For his part, Abazeed spent years in Boston researching PDX models at Brigham and Women’s Hospital and the Broad Institute in Cambridge before moving to the Cleveland Clinic, where he has developed close to 200 PDX lines in the laboratory, mostly using tissue from lung cancer patients. When he enrolls patients in his PDX trials, Abazeed’s consent forms make his intentions clear.
“We say: ‘This is exclusively for research purposes, it’s not going to guide your clinical management,’” Abazeed explained.
Instead of guiding treatment, Abazeed sees PDX as a tool that complements the genetics, imaging and diagnostics he already uses to better understand the biology of tumors, why cancers evolve, and how they develop resistance to therapies. PDX cannot fully address these questions, Abazeed said, and therefore it can’t be relied upon to suggest personalized therapies.
The value of PDX, at least today, remains in the research lab, Abazeed added. With the unpredictability of cancer and a patient’s response to treatment, categorizing tumors by their genetic biomarkers and using PDX to screen different treatments might provide answers that could apply beyond just one patient.
Carol Bult, at Jackson Lab, agrees. “The biggest value of these models is not ‘n-of-one,’ one patient care decision,” she said. “It’s terrific when they can be used in that context and we don’t ever want to walk away from that opportunity. But the real impact of these models, long term, is the fact that they are perturbable models of human cancers where we can test different therapies and different ideas for overcoming resistance in a repeatable fashion.”
And with different cancers behaving in wholly different ways, unique protocols will need to be devised to prove each PDX model’s suitability.
“There’s a lot of studies that we need to do to validate these models,” said Abazeed. “We need to take different sections of the tumor, measure its degree of heterogeneity, and we need to measure the degree of response in a human compared to the mouse.”

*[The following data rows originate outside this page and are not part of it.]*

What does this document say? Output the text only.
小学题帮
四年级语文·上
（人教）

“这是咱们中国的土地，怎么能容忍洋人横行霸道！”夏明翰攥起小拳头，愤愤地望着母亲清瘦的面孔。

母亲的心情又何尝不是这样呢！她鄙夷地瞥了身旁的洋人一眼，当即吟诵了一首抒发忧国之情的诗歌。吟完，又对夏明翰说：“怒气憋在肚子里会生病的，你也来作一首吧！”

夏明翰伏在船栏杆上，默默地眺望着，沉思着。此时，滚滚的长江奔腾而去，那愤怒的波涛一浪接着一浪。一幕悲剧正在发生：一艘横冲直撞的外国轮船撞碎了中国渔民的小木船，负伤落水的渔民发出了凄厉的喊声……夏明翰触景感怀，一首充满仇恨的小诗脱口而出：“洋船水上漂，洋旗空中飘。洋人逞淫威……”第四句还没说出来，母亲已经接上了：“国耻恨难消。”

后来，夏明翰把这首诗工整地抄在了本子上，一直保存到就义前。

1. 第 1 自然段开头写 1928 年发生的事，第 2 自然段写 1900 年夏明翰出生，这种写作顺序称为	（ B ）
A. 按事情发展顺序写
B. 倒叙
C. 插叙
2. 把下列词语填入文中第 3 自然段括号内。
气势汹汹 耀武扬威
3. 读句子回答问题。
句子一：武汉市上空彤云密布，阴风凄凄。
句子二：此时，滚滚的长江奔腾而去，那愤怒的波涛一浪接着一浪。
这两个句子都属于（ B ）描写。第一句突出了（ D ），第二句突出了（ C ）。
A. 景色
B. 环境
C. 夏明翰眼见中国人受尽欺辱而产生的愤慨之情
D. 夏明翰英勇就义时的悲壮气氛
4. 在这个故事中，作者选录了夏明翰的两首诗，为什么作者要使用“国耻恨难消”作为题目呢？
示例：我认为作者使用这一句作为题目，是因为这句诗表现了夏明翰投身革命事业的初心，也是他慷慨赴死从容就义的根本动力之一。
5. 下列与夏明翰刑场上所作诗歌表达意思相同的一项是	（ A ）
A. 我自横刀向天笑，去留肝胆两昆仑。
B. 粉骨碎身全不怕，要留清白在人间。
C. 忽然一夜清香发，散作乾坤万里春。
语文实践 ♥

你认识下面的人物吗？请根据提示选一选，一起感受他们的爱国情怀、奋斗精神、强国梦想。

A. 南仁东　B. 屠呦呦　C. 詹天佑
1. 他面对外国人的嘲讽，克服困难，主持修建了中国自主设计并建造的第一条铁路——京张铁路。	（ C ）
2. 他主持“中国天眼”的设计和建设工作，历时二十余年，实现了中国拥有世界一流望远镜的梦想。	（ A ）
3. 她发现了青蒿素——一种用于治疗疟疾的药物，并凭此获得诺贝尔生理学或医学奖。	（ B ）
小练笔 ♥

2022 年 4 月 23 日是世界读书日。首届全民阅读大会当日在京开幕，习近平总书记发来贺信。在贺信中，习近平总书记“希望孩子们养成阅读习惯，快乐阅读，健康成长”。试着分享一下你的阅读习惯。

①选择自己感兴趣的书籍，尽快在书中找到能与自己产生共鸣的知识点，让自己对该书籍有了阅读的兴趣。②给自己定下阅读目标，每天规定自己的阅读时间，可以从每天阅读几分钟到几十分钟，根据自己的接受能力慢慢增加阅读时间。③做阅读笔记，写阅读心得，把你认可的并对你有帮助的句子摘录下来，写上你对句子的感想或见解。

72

Once that’s nailed down, scientists will have to convince doctors, patients and the FDA that PDX is a viable alternative to current standards of care, which differ for an aggressive small-cell lung cancer versus a slower-to-develop sarcoma. To do that, researchers will need to conduct randomized trials comparing a physician’s treatment choice versus treatment directed by PDX models.
So far, that seems a long way off, but Sidransky, for his part, is convinced PDX will get there.
“I think we may come to a point,” he said, “where immuno-oncology drugs can be tested in these models for less money than testing directly on patients.”